Прошло два дня; потрясение, пережитое Одом, прошло, он продолжал ходить на охоту, почти всегда возвращаясь с добычей, и не злился на оставивших его охотников, ему не в чем было упрекнуть их, при этом Юл вряд ли чувствовал себя виноватым, так как гонор свой не уменьшил. Доброе же чувство Ода к Уну усилилось, поскольку лишь товарищ не оставил его в беде, сумев справиться со своим страхом, и не подоспей он вовремя, Оду вряд ли удалось бы схватить другой дротик. Отношения же Уна с Юлом были напряжёнными, Од видел, что Ун сторонится Юла, очевидно, опасаясь того и не желая ссоры, Юл же, в свою очередь, не трогал Уна, видя его дружбу с Одом, но вскоре произошла сцена, неприятно подействовавшая на Ода.

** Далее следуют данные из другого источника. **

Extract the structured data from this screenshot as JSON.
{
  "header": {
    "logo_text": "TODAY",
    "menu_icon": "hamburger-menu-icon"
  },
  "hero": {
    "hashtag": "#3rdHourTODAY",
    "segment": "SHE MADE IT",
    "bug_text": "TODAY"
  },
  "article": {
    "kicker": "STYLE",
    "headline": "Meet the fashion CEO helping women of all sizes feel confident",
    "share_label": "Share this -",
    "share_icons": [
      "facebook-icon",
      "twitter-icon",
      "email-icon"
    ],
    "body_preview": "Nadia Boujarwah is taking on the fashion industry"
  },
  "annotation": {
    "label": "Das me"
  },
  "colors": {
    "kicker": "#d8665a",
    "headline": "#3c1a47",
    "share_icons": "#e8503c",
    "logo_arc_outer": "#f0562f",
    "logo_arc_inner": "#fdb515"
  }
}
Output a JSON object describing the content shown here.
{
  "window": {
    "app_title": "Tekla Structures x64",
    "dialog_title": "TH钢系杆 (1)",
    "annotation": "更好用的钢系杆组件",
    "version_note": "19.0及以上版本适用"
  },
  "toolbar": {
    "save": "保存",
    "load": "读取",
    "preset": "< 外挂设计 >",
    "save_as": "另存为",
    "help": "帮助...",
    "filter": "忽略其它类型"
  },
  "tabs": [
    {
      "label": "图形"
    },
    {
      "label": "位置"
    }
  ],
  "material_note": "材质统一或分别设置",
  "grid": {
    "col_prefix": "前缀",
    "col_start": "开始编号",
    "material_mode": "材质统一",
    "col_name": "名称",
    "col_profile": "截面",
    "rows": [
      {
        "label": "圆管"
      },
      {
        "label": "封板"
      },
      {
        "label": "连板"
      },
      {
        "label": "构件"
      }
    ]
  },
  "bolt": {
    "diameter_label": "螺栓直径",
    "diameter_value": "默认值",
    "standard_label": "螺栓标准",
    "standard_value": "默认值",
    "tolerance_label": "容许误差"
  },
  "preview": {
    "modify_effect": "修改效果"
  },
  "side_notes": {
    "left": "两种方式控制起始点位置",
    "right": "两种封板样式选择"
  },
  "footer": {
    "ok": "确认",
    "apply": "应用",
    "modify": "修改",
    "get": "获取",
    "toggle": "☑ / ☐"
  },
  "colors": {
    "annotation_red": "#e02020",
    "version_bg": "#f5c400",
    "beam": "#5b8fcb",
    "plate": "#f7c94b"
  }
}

Однажды во время еды Юл вырвал кусок мяса у охотника, очередь которого была прежде его, не дав тому откусить положенное, а откусив сам несколько раз, видимо, не собирался передавать кусок дальше, на что растерявшийся от такой выходки Од даже не успел прореагировать, потому что ничего подобного не помнил с детских лет. Случайно взглянув на Уна, он поразился его виду: тот дрожал, напрягшись, словно его ударили. Переведя взгляд на Юла, Од не знал, что предпринять, но тут вмешался Ро; заметив его негодующий жест, Юл нехотя передал мясо охотнику, у которого его отнял. Оторопь долго не покидала Ода; сколько он помнил, в их роду всегда был равный доступ к мясу, хотя случалось, что дети нарушали его, но их решительно и строго пресекали, а охотники никогда не пытались искушать судьбу, поскольку знали из рассказов стариков, как жестоко наказывали тех, кто не считался с правилом. Ун же долго не мог успокоиться, и Од уже с любопытством следил за ним, понимая, сколько неожиданного таит в себе этот юноша.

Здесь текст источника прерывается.